The Third Personality
Freedom from desire is perhaps the ultimate freedom, but also: hunting/gathering produces real pleasure, every once in awhile
You know how you just have to get something out of your system? One Louis Vuitton year—2002—Marc Jacobs made red-satin-slingback flats that ignited a fire within me. Even though I could anticipate the satin scuffing instantly and irreparably upon contact with, say, a cobblestone, and even though I could never really get a slingback to grip the back of my foot in such a way that I might walk normally, there was nothing to do but search wildly, then breathlessly purchase. Here they still are, unscathed after 24 years because I can count on two fingers the number of times I attempted to wear them:

The end-stage end-times consumer culture of now inspires a markedly less-rabid desire in me than in the more innocent days of overconsumption. But every so often something comes over me.
In the early weeks of the pandemic, I watched the first few episodes of Bridgerton, then came upon this pink silk, puff-sleeve, smocked empire fantasia from Doen. The dress would best suit a dreamy, princess-fixated 6-year-old; a 9-year-old would probably be like, hmmm, I think I’m past that stage, tempting though it is. But momentarily hopped up on Bridgerton hormones, I could not resist.

Somehow more embarrassingly, the specter of the Haastens mattress has played upon my mind for longer than I’m prepared to say. The Haastens can cost over $100,000; you can get one for $10,000. Either model comes upholstered in the brand’s signature jaunty-Scandinavian, blue-checked fabric. I lingered as I walked past a Haastens store, and I paused on the gorgeous Haastens advertisements as I paged through World of Interiors, but also knew I could not countenance such a thing.
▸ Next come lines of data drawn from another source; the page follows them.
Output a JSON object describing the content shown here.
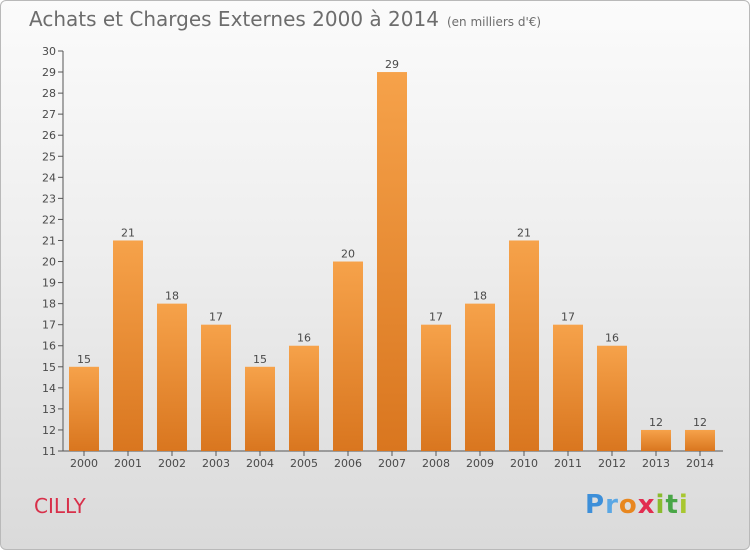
{
  "header": {
    "title": "Achats et Charges Externes 2000 à 2014",
    "unit": "(en milliers d'€)"
  },
  "footer": {
    "commune": "CILLY",
    "brand": "Proxiti"
  },
  "colors": {
    "bar_light": "#f6a24a",
    "bar_dark": "#d9761f",
    "title": "#6d6d6d",
    "commune": "#d8304a"
  },
  "chart_data": {
    "type": "bar",
    "categories": [
      "2000",
      "2001",
      "2002",
      "2003",
      "2004",
      "2005",
      "2006",
      "2007",
      "2008",
      "2009",
      "2010",
      "2011",
      "2012",
      "2013",
      "2014"
    ],
    "values": [
      15,
      21,
      18,
      17,
      15,
      16,
      20,
      29,
      17,
      18,
      21,
      17,
      16,
      12,
      12
    ],
    "title": "Achats et Charges Externes 2000 à 2014",
    "ylim": [
      11,
      30
    ],
    "yticks": [
      11,
      12,
      13,
      14,
      15,
      16,
      17,
      18,
      19,
      20,
      21,
      22,
      23,
      24,
      25,
      26,
      27,
      28,
      29,
      30
    ],
    "grid": false
  }
}
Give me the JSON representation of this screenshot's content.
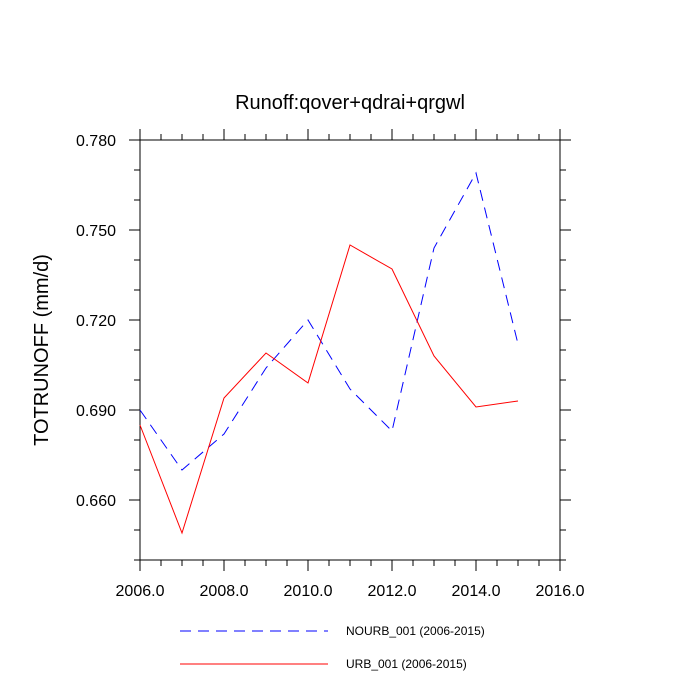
{
  "chart_data": {
    "type": "line",
    "title": "Runoff:qover+qdrai+qrgwl",
    "xlabel": "",
    "ylabel": "TOTRUNOFF  (mm/d)",
    "xlim": [
      2006,
      2016
    ],
    "ylim": [
      0.64,
      0.78
    ],
    "x_ticks": [
      2006,
      2008,
      2010,
      2012,
      2014,
      2016
    ],
    "x_tick_labels": [
      "2006.0",
      "2008.0",
      "2010.0",
      "2012.0",
      "2014.0",
      "2016.0"
    ],
    "y_ticks": [
      0.66,
      0.69,
      0.72,
      0.75,
      0.78
    ],
    "y_tick_labels": [
      "0.660",
      "0.690",
      "0.720",
      "0.750",
      "0.780"
    ],
    "x_minor_step": 0.5,
    "y_minor_step": 0.01,
    "grid": false,
    "legend_position": "bottom",
    "x": [
      2006,
      2007,
      2008,
      2009,
      2010,
      2011,
      2012,
      2013,
      2014,
      2015
    ],
    "series": [
      {
        "name": "NOURB_001 (2006-2015)",
        "color": "#0000ff",
        "dash": "dashed",
        "values": [
          0.69,
          0.67,
          0.682,
          0.704,
          0.72,
          0.697,
          0.683,
          0.744,
          0.769,
          0.712
        ]
      },
      {
        "name": "URB_001 (2006-2015)",
        "color": "#ff0000",
        "dash": "solid",
        "values": [
          0.685,
          0.649,
          0.694,
          0.709,
          0.699,
          0.745,
          0.737,
          0.708,
          0.691,
          0.693
        ]
      }
    ]
  }
}
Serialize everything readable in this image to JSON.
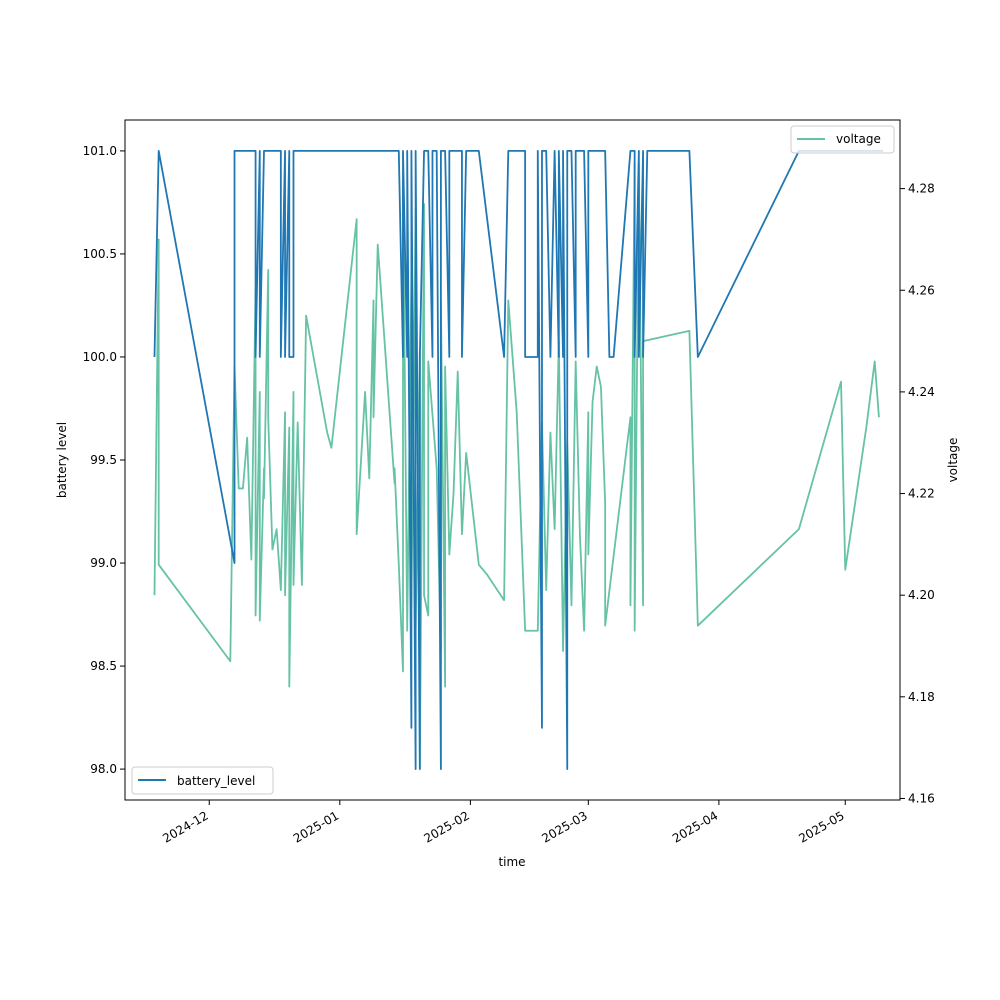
{
  "chart_data": {
    "type": "line",
    "xlabel": "time",
    "ylabel": "battery level",
    "y2label": "voltage",
    "x_tick_labels": [
      "2024-12",
      "2025-01",
      "2025-02",
      "2025-03",
      "2025-04",
      "2025-05"
    ],
    "x_ticks": [
      "2024-12-01",
      "2025-01-01",
      "2025-02-01",
      "2025-03-01",
      "2025-04-01",
      "2025-05-01"
    ],
    "xlim": [
      "2024-11-11",
      "2025-05-14"
    ],
    "ylim": [
      97.85,
      101.15
    ],
    "y_ticks": [
      98.0,
      98.5,
      99.0,
      99.5,
      100.0,
      100.5,
      101.0
    ],
    "y_tick_labels": [
      "98.0",
      "98.5",
      "99.0",
      "99.5",
      "100.0",
      "100.5",
      "101.0"
    ],
    "y2lim": [
      4.1597,
      4.2935
    ],
    "y2_ticks": [
      4.16,
      4.18,
      4.2,
      4.22,
      4.24,
      4.26,
      4.28
    ],
    "y2_tick_labels": [
      "4.16",
      "4.18",
      "4.20",
      "4.22",
      "4.24",
      "4.26",
      "4.28"
    ],
    "grid": false,
    "series": [
      {
        "name": "battery_level",
        "axis": "left",
        "color": "#1f77b4",
        "legend_loc": "lower-left",
        "points": [
          [
            "2024-11-18",
            100.0
          ],
          [
            "2024-11-19",
            101.0
          ],
          [
            "2024-12-07",
            99.0
          ],
          [
            "2024-12-07",
            101.0
          ],
          [
            "2024-12-12",
            101.0
          ],
          [
            "2024-12-12",
            100.0
          ],
          [
            "2024-12-13",
            101.0
          ],
          [
            "2024-12-13",
            100.0
          ],
          [
            "2024-12-14",
            101.0
          ],
          [
            "2024-12-18",
            101.0
          ],
          [
            "2024-12-18",
            100.0
          ],
          [
            "2024-12-19",
            101.0
          ],
          [
            "2024-12-19",
            100.0
          ],
          [
            "2024-12-20",
            101.0
          ],
          [
            "2024-12-20",
            100.0
          ],
          [
            "2024-12-21",
            100.0
          ],
          [
            "2024-12-21",
            101.0
          ],
          [
            "2025-01-15",
            101.0
          ],
          [
            "2025-01-16",
            100.0
          ],
          [
            "2025-01-16",
            101.0
          ],
          [
            "2025-01-17",
            100.0
          ],
          [
            "2025-01-17",
            101.0
          ],
          [
            "2025-01-18",
            98.2
          ],
          [
            "2025-01-18",
            101.0
          ],
          [
            "2025-01-19",
            98.0
          ],
          [
            "2025-01-19",
            101.0
          ],
          [
            "2025-01-20",
            98.0
          ],
          [
            "2025-01-20",
            100.0
          ],
          [
            "2025-01-21",
            101.0
          ],
          [
            "2025-01-22",
            101.0
          ],
          [
            "2025-01-23",
            100.0
          ],
          [
            "2025-01-23",
            101.0
          ],
          [
            "2025-01-24",
            101.0
          ],
          [
            "2025-01-25",
            98.0
          ],
          [
            "2025-01-25",
            101.0
          ],
          [
            "2025-01-26",
            101.0
          ],
          [
            "2025-01-27",
            100.0
          ],
          [
            "2025-01-27",
            101.0
          ],
          [
            "2025-01-28",
            101.0
          ],
          [
            "2025-01-30",
            101.0
          ],
          [
            "2025-01-30",
            100.0
          ],
          [
            "2025-01-31",
            101.0
          ],
          [
            "2025-02-03",
            101.0
          ],
          [
            "2025-02-09",
            100.0
          ],
          [
            "2025-02-10",
            101.0
          ],
          [
            "2025-02-14",
            101.0
          ],
          [
            "2025-02-14",
            100.0
          ],
          [
            "2025-02-17",
            100.0
          ],
          [
            "2025-02-17",
            101.0
          ],
          [
            "2025-02-18",
            98.2
          ],
          [
            "2025-02-18",
            101.0
          ],
          [
            "2025-02-19",
            101.0
          ],
          [
            "2025-02-20",
            100.0
          ],
          [
            "2025-02-21",
            101.0
          ],
          [
            "2025-02-22",
            100.0
          ],
          [
            "2025-02-22",
            101.0
          ],
          [
            "2025-02-23",
            100.0
          ],
          [
            "2025-02-23",
            101.0
          ],
          [
            "2025-02-24",
            98.0
          ],
          [
            "2025-02-24",
            101.0
          ],
          [
            "2025-02-25",
            101.0
          ],
          [
            "2025-02-26",
            100.0
          ],
          [
            "2025-02-26",
            101.0
          ],
          [
            "2025-02-28",
            101.0
          ],
          [
            "2025-03-01",
            100.0
          ],
          [
            "2025-03-01",
            101.0
          ],
          [
            "2025-03-05",
            101.0
          ],
          [
            "2025-03-06",
            100.0
          ],
          [
            "2025-03-07",
            100.0
          ],
          [
            "2025-03-11",
            101.0
          ],
          [
            "2025-03-12",
            101.0
          ],
          [
            "2025-03-12",
            100.0
          ],
          [
            "2025-03-13",
            101.0
          ],
          [
            "2025-03-13",
            100.0
          ],
          [
            "2025-03-14",
            101.0
          ],
          [
            "2025-03-14",
            100.0
          ],
          [
            "2025-03-15",
            101.0
          ],
          [
            "2025-03-25",
            101.0
          ],
          [
            "2025-03-27",
            100.0
          ],
          [
            "2025-04-20",
            101.0
          ],
          [
            "2025-05-10",
            101.0
          ]
        ]
      },
      {
        "name": "voltage",
        "axis": "right",
        "color": "#66c2a5",
        "legend_loc": "upper-right",
        "points": [
          [
            "2024-11-18",
            4.2
          ],
          [
            "2024-11-19",
            4.27
          ],
          [
            "2024-11-19",
            4.206
          ],
          [
            "2024-12-06",
            4.187
          ],
          [
            "2024-12-07",
            4.245
          ],
          [
            "2024-12-08",
            4.221
          ],
          [
            "2024-12-09",
            4.221
          ],
          [
            "2024-12-10",
            4.231
          ],
          [
            "2024-12-11",
            4.207
          ],
          [
            "2024-12-12",
            4.26
          ],
          [
            "2024-12-12",
            4.196
          ],
          [
            "2024-12-13",
            4.24
          ],
          [
            "2024-12-13",
            4.195
          ],
          [
            "2024-12-14",
            4.225
          ],
          [
            "2024-12-14",
            4.219
          ],
          [
            "2024-12-15",
            4.264
          ],
          [
            "2024-12-15",
            4.235
          ],
          [
            "2024-12-16",
            4.209
          ],
          [
            "2024-12-17",
            4.213
          ],
          [
            "2024-12-18",
            4.201
          ],
          [
            "2024-12-19",
            4.236
          ],
          [
            "2024-12-19",
            4.2
          ],
          [
            "2024-12-20",
            4.233
          ],
          [
            "2024-12-20",
            4.182
          ],
          [
            "2024-12-21",
            4.24
          ],
          [
            "2024-12-21",
            4.202
          ],
          [
            "2024-12-22",
            4.234
          ],
          [
            "2024-12-23",
            4.202
          ],
          [
            "2024-12-24",
            4.255
          ],
          [
            "2024-12-29",
            4.232
          ],
          [
            "2024-12-30",
            4.229
          ],
          [
            "2025-01-05",
            4.274
          ],
          [
            "2025-01-05",
            4.212
          ],
          [
            "2025-01-07",
            4.24
          ],
          [
            "2025-01-08",
            4.223
          ],
          [
            "2025-01-09",
            4.258
          ],
          [
            "2025-01-09",
            4.235
          ],
          [
            "2025-01-10",
            4.269
          ],
          [
            "2025-01-14",
            4.222
          ],
          [
            "2025-01-14",
            4.225
          ],
          [
            "2025-01-15",
            4.206
          ],
          [
            "2025-01-16",
            4.185
          ],
          [
            "2025-01-16",
            4.282
          ],
          [
            "2025-01-17",
            4.193
          ],
          [
            "2025-01-18",
            4.262
          ],
          [
            "2025-01-18",
            4.198
          ],
          [
            "2025-01-19",
            4.276
          ],
          [
            "2025-01-19",
            4.193
          ],
          [
            "2025-01-20",
            4.248
          ],
          [
            "2025-01-20",
            4.166
          ],
          [
            "2025-01-21",
            4.277
          ],
          [
            "2025-01-21",
            4.2
          ],
          [
            "2025-01-22",
            4.196
          ],
          [
            "2025-01-22",
            4.246
          ],
          [
            "2025-01-24",
            4.225
          ],
          [
            "2025-01-25",
            4.189
          ],
          [
            "2025-01-25",
            4.258
          ],
          [
            "2025-01-26",
            4.182
          ],
          [
            "2025-01-26",
            4.245
          ],
          [
            "2025-01-27",
            4.208
          ],
          [
            "2025-01-28",
            4.22
          ],
          [
            "2025-01-29",
            4.244
          ],
          [
            "2025-01-30",
            4.212
          ],
          [
            "2025-01-31",
            4.228
          ],
          [
            "2025-02-03",
            4.206
          ],
          [
            "2025-02-05",
            4.204
          ],
          [
            "2025-02-09",
            4.199
          ],
          [
            "2025-02-10",
            4.258
          ],
          [
            "2025-02-12",
            4.236
          ],
          [
            "2025-02-14",
            4.193
          ],
          [
            "2025-02-17",
            4.193
          ],
          [
            "2025-02-18",
            4.234
          ],
          [
            "2025-02-19",
            4.201
          ],
          [
            "2025-02-20",
            4.232
          ],
          [
            "2025-02-21",
            4.213
          ],
          [
            "2025-02-22",
            4.25
          ],
          [
            "2025-02-23",
            4.189
          ],
          [
            "2025-02-24",
            4.23
          ],
          [
            "2025-02-25",
            4.198
          ],
          [
            "2025-02-26",
            4.246
          ],
          [
            "2025-02-27",
            4.212
          ],
          [
            "2025-02-28",
            4.193
          ],
          [
            "2025-03-01",
            4.236
          ],
          [
            "2025-03-01",
            4.208
          ],
          [
            "2025-03-02",
            4.238
          ],
          [
            "2025-03-03",
            4.245
          ],
          [
            "2025-03-04",
            4.241
          ],
          [
            "2025-03-05",
            4.218
          ],
          [
            "2025-03-05",
            4.194
          ],
          [
            "2025-03-11",
            4.235
          ],
          [
            "2025-03-11",
            4.198
          ],
          [
            "2025-03-12",
            4.285
          ],
          [
            "2025-03-12",
            4.193
          ],
          [
            "2025-03-13",
            4.285
          ],
          [
            "2025-03-14",
            4.198
          ],
          [
            "2025-03-14",
            4.25
          ],
          [
            "2025-03-25",
            4.252
          ],
          [
            "2025-03-27",
            4.194
          ],
          [
            "2025-04-20",
            4.213
          ],
          [
            "2025-04-30",
            4.242
          ],
          [
            "2025-05-01",
            4.205
          ],
          [
            "2025-05-06",
            4.233
          ],
          [
            "2025-05-08",
            4.246
          ],
          [
            "2025-05-09",
            4.235
          ]
        ]
      }
    ]
  }
}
But on the hunt for linen sheets for the summer (there is no sensory/ASMR delight that even approaches the feeling of sleeping between worn-in linen sheets), I landed on something even more satisfying to me than the Haastens: blue-checked, OEKO-TEX®-certified, yarn-dyed European linen sheets on Quince.
Delivered, washed twice, and made up on my bed, they astound me anew every time I consider them. Not only do they totally scratch the jaunty-Scandinavian, blue-checked itch for an infinitesimal fraction of the cost, but the linen aspect represents a seriously-life-enhancing bonus.